Le bourg de Talloires est comme dans un écrin, lové au pied du massif
de la Tournette. Les cénobites, empreints d’un sens aiguisé des réalités
matérielles et de la beauté des paysages, ne s’y trompèrent pas.
C’est en 1018 que la Reine Ermengarde, épouse du Roi de Bourgogne,
fit don du terrain de Talloires et de ses alentours à l’Abbaye Bénédictine
de Saint-Martin-de-Savigny (près de Lyon). La puissance du
Prieuré de Talloires rayonna dès ce XIe siècle pour devenir au XVe
siècle une des plus hautes puissances séculières. Les vignobles de
l’Abbaye de Talloires, plantés sur des coteaux baignés de soleil, à l’abri
des vents de l’Est et du Nord, étaient une source de revenus qui
permirent aux moines de fonder une école et des établissements
hospitaliers.
Cet ancien monastère est certainement ce qui donne aujourd’hui à
Talloires sa grâce intime. Ce qu’il reste des vieux jardins à la française,
des vieilles demeures aux façades simples et aux toits aux pentes
raides portés par de grandes colonnades, lui donne son caractère discret
et aristocratique. Depuis, Talloires a offert ses charmes naturels et
singuliers aux mains de peintres comme Paul Cézanne et s’est inscrit
dans la mémoire de ses hôtes prestigieux tels que l’Aga Khan ou
Richard Nixon. De Talloires, Winston Churchill en dit «Le plus beau
pays du monde». Le Prieuré de Talloires, racheté en 1978 par le Centre
Européen de la Tufts University de Boston, a aujourd’hui retrouvé
toute sa beauté. L’Abbaye, devenu un établissement hôtelier réputé,
enrichit le lieu avec d’autres tables, telles L’Auberge du Père Bise ou
Le Cottage, d’une dimension tout en rondeur et en douceur.
Venir à Talloires, c’est un coup de coeur pour un havre de paix où il
fait bon se ressourcer, s’abandonner un instant aux charmes de l’endroit.
Venir à Talloires, c’est aussi, pour certains, adhérer à un esprit sportif.
Entre lac et montagnes se pratiquent sans limite la plongée subaquatique,
la randonnée pédestre ou le parapente tout comme le golf,
le tennis, l’équitation, les parcours acrobatiques en forêt ou le canyoning.
A ne pas manquer cet été: les Pyroconcerts de Talloires, du 19 au 26
août 2005. Des spectacles musicaux nocturnes mis en scène sur un
radeau dans la baie. Ils vous offrent un moment d’émotion d’une rare
beauté. La programmation 2005 propose de la musique classique interprétée
par le très renommé pianiste Francois-René Duchable accompagné
du ténor français mondialement connu Jean-Paul Fouchecourt le
vendredi 19, le concert Aldebert le dimanche 21, des guitares
manouches le mardi 23, du Jazz latino américain avec le groupe Soledad
le mercredi 24, ou encore les 30 musiciens du BrassBand des
Savoie le vendredi 26 août.

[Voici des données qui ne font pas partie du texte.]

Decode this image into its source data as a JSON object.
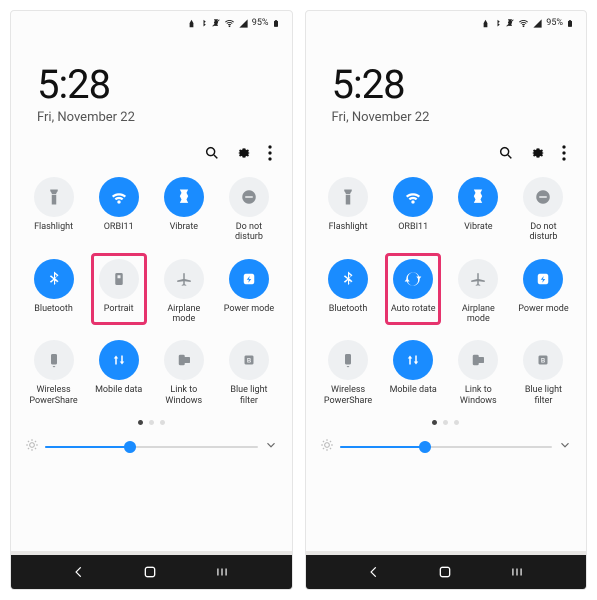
{
  "status": {
    "battery_pct": "95%"
  },
  "clock": {
    "time": "5:28",
    "date": "Fri, November 22"
  },
  "screens": [
    {
      "brightness_pct": 40,
      "highlight_index": 5,
      "tiles": [
        {
          "label": "Flashlight",
          "on": false,
          "icon": "flashlight"
        },
        {
          "label": "ORBI11",
          "on": true,
          "icon": "wifi"
        },
        {
          "label": "Vibrate",
          "on": true,
          "icon": "vibrate"
        },
        {
          "label": "Do not disturb",
          "on": false,
          "icon": "dnd"
        },
        {
          "label": "Bluetooth",
          "on": true,
          "icon": "bluetooth"
        },
        {
          "label": "Portrait",
          "on": false,
          "icon": "portrait"
        },
        {
          "label": "Airplane mode",
          "on": false,
          "icon": "airplane"
        },
        {
          "label": "Power mode",
          "on": true,
          "icon": "power"
        },
        {
          "label": "Wireless PowerShare",
          "on": false,
          "icon": "powershare"
        },
        {
          "label": "Mobile data",
          "on": true,
          "icon": "mobiledata"
        },
        {
          "label": "Link to Windows",
          "on": false,
          "icon": "link"
        },
        {
          "label": "Blue light filter",
          "on": false,
          "icon": "bluelight"
        }
      ]
    },
    {
      "brightness_pct": 40,
      "highlight_index": 5,
      "tiles": [
        {
          "label": "Flashlight",
          "on": false,
          "icon": "flashlight"
        },
        {
          "label": "ORBI11",
          "on": true,
          "icon": "wifi"
        },
        {
          "label": "Vibrate",
          "on": true,
          "icon": "vibrate"
        },
        {
          "label": "Do not disturb",
          "on": false,
          "icon": "dnd"
        },
        {
          "label": "Bluetooth",
          "on": true,
          "icon": "bluetooth"
        },
        {
          "label": "Auto rotate",
          "on": true,
          "icon": "autorotate"
        },
        {
          "label": "Airplane mode",
          "on": false,
          "icon": "airplane"
        },
        {
          "label": "Power mode",
          "on": true,
          "icon": "power"
        },
        {
          "label": "Wireless PowerShare",
          "on": false,
          "icon": "powershare"
        },
        {
          "label": "Mobile data",
          "on": true,
          "icon": "mobiledata"
        },
        {
          "label": "Link to Windows",
          "on": false,
          "icon": "link"
        },
        {
          "label": "Blue light filter",
          "on": false,
          "icon": "bluelight"
        }
      ]
    }
  ]
}
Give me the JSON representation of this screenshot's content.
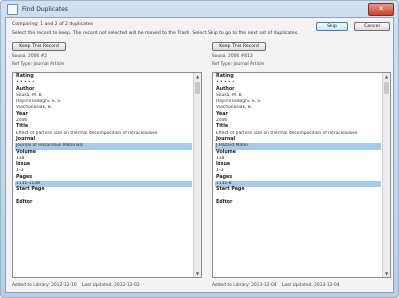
{
  "window": {
    "title": "Find Duplicates",
    "close_glyph": "✕"
  },
  "header": {
    "comparing": "Comparing: 1 and 2 of 2 duplicates",
    "instructions": "Select the record to keep. The record not selected will be moved to the Trash. Select Skip to go to the next set of duplicates.",
    "skip_label": "Skip",
    "cancel_label": "Cancel"
  },
  "left": {
    "keep_label": "Keep This Record",
    "ref_line": "Sousa, 2006 #2",
    "ref_type": "Ref Type: Journal Article",
    "fields": [
      {
        "label": "Rating",
        "lines": [
          "• • • • •"
        ],
        "hl": false
      },
      {
        "label": "Author",
        "lines": [
          "Sousa, M. B.",
          "Hajimirsadeghi, S. S.",
          "Vlachonasiak, B."
        ],
        "hl": false
      },
      {
        "label": "Year",
        "lines": [
          "2006"
        ],
        "hl": false
      },
      {
        "label": "Title",
        "lines": [
          "Effect of particle size on thermal decomposition of nitrocellulose"
        ],
        "hl": false
      },
      {
        "label": "Journal",
        "lines": [
          "Journal of Hazardous Materials"
        ],
        "hl": true
      },
      {
        "label": "Volume",
        "lines": [
          "138"
        ],
        "hl": false
      },
      {
        "label": "Issue",
        "lines": [
          "1-3"
        ],
        "hl": false
      },
      {
        "label": "Pages",
        "lines": [
          "1131-1138"
        ],
        "hl": true
      },
      {
        "label": "Start Page",
        "lines": [
          ""
        ],
        "hl": false
      },
      {
        "label": "Editor",
        "lines": [],
        "hl": false
      }
    ],
    "footer": {
      "added": "Added to Library: 2012-12-10",
      "updated": "Last Updated: 2012-12-02"
    }
  },
  "right": {
    "keep_label": "Keep This Record",
    "ref_line": "Sousa, 2006 #813",
    "ref_type": "Ref Type: Journal Article",
    "fields": [
      {
        "label": "Rating",
        "lines": [
          "• • • • •"
        ],
        "hl": false
      },
      {
        "label": "Author",
        "lines": [
          "Sousa, M. B.",
          "Hajimirsadeghi, S. S.",
          "Vlachonasiak, B."
        ],
        "hl": false
      },
      {
        "label": "Year",
        "lines": [
          "2006"
        ],
        "hl": false
      },
      {
        "label": "Title",
        "lines": [
          "Effect of particle size on thermal decomposition of nitrocellulose"
        ],
        "hl": false
      },
      {
        "label": "Journal",
        "lines": [
          "J Hazard Mater"
        ],
        "hl": true
      },
      {
        "label": "Volume",
        "lines": [
          "138"
        ],
        "hl": false
      },
      {
        "label": "Issue",
        "lines": [
          "1-3"
        ],
        "hl": false
      },
      {
        "label": "Pages",
        "lines": [
          "1131-8"
        ],
        "hl": true
      },
      {
        "label": "Start Page",
        "lines": [
          ""
        ],
        "hl": false
      },
      {
        "label": "Editor",
        "lines": [],
        "hl": false
      }
    ],
    "footer": {
      "added": "Added to Library: 2013-12-04",
      "updated": "Last Updated: 2013-12-04"
    }
  },
  "scroll": {
    "up": "▲",
    "down": "▼"
  }
}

Des apéroconcerts animeront différents
lieux insolites de Talloires tels le Prieuré ou L’Abbaye.
A seulement 50 km de Genève, sur la rive Est du lac d’Annecy, Talloires,
empreint d’une histoire de plusieurs siècles, vous offre le temps
d’un week-end, d’une journée, ou de quelques heures, une évasion
sportive, contemplative, gastronomique ou culturelle.